Today, USB has become the interface of choice. It’s fast and, like SCSI, it can chain several devices together on a single port. Also, most computers already have a USB port. The main drawback to USB is that it’s relatively new, so if a PC is more than a few years old, it might not have a USB port. However, you can buy USB circuit boards that add USB capability to an older PC, much like you can with SCSI. USB requires Windows 95C or higher, so older PCs might need a double upgrade: both an add-on USB port and a new OS version.

Things to remember:

Here’s a recap of some important points to remember about scanners:

CCD vs. CIS—CCD is the traditional scanning technology; it produces better results. CIS is cheaper and lighter but limited to 300 to 600 dpi.
Resolution—The higher the hardware resolution, the costlier the scanner. Don’t confuse hardware resolution with software-enhanced resolution, such as those using interpolation. If there are two numbers advertised, the first one is the horizontal resolution, and it’s the more important measure of scanner quality.
Light type—If power consumption is not a critical issue, choose a scanner with Xenon bulb(s) for more consistent light and less heat buildup.
Color depth—24-bit is sufficient for casual use, but you will be hard-pressed to find a scanner that is less than 30-bit these days.
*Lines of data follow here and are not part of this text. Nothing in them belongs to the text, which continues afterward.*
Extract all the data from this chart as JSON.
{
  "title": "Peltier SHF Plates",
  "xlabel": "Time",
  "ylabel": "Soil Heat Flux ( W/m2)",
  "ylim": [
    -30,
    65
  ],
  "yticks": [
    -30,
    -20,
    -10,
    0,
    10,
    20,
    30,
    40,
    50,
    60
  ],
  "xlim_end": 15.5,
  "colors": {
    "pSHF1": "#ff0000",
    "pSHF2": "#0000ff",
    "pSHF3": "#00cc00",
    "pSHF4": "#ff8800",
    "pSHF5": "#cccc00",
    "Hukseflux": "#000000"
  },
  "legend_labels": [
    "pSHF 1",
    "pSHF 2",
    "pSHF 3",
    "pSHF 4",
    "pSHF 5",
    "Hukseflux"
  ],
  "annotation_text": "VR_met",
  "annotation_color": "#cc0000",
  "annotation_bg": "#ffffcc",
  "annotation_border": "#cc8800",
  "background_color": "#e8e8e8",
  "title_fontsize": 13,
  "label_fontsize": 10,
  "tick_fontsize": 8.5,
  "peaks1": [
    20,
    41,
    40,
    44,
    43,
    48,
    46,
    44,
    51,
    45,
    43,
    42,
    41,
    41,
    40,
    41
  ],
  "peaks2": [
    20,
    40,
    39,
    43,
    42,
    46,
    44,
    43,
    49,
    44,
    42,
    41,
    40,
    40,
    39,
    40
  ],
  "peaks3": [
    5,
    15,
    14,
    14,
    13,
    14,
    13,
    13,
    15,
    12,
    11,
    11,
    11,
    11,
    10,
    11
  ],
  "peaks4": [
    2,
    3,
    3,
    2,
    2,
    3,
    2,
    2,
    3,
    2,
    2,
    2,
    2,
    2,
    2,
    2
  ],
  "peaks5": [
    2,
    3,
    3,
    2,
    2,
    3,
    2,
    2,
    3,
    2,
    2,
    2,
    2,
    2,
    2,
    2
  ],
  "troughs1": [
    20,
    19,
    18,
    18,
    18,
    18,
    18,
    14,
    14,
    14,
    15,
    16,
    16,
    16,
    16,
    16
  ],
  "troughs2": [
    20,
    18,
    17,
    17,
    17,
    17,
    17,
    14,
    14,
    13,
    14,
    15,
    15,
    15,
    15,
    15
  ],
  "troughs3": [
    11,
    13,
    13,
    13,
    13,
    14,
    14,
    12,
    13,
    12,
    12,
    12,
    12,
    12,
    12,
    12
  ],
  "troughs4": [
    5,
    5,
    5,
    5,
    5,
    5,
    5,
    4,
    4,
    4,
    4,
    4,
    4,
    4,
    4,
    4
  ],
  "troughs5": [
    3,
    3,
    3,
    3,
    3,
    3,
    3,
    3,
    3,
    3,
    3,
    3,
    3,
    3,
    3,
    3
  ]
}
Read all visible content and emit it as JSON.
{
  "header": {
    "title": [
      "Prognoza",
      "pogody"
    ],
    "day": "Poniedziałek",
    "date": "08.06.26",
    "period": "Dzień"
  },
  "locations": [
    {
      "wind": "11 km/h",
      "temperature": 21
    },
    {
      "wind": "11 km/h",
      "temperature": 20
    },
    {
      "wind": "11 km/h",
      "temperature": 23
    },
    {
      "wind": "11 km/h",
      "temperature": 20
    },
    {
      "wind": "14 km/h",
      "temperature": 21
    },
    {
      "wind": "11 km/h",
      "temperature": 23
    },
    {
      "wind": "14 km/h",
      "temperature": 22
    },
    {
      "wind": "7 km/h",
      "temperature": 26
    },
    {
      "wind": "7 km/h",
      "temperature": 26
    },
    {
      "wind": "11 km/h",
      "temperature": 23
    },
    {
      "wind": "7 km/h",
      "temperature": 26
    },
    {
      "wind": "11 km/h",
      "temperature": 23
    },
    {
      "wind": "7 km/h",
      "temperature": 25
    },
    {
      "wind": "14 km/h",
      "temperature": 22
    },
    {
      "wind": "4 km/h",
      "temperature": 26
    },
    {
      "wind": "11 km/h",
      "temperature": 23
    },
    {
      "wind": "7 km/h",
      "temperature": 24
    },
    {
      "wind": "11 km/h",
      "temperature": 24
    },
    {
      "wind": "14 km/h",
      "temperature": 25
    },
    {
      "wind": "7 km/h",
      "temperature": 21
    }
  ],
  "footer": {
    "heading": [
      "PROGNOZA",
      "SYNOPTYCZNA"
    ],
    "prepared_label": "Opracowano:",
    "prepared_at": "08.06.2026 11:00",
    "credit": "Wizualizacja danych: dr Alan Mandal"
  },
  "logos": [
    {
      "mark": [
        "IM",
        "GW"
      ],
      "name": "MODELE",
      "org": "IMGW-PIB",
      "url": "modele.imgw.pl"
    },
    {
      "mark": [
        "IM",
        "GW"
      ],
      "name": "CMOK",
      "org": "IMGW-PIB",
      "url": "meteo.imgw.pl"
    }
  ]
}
Therefore, color depth is not an important shopping factor unless you are buying a high-end model for professional graphics use. In that case, look for 36-bit models.
Dynamic range—This is the scanner’s ability to recognize light and dark, and it is a fairly good measurement of the overall quality of the innards. For casual use, a rating of 2.4 is acceptable; for the highest-quality professional scans, look for a rating in the high 3s.
Speed—There are many ways of reporting a scanner’s speed. Make sure you are comparing apples to apples when comparing the speeds of two or more scanners. The most accurate way to compare is raw capability: the amount of time needed for the scan head to move from top to bottom. If comparing average scanning times, make sure the type and size of the image being scanned are the same in each rating.
Interface—For commercial/professional use, SCSI is still the champ, but USB is a cheaper and very viable alternative for personal or small office use. Avoid parallel interface when possible because of speed and sharing issues.

Conclusion
Though some scanners come packed with features and do many more things than just scan, essentially they all rely on similar technology to produce the image. Whether comparing scanners for the office or attempting to troubleshoot them for your users, a solid understanding of these features and the underlying mechanisms will come in handy.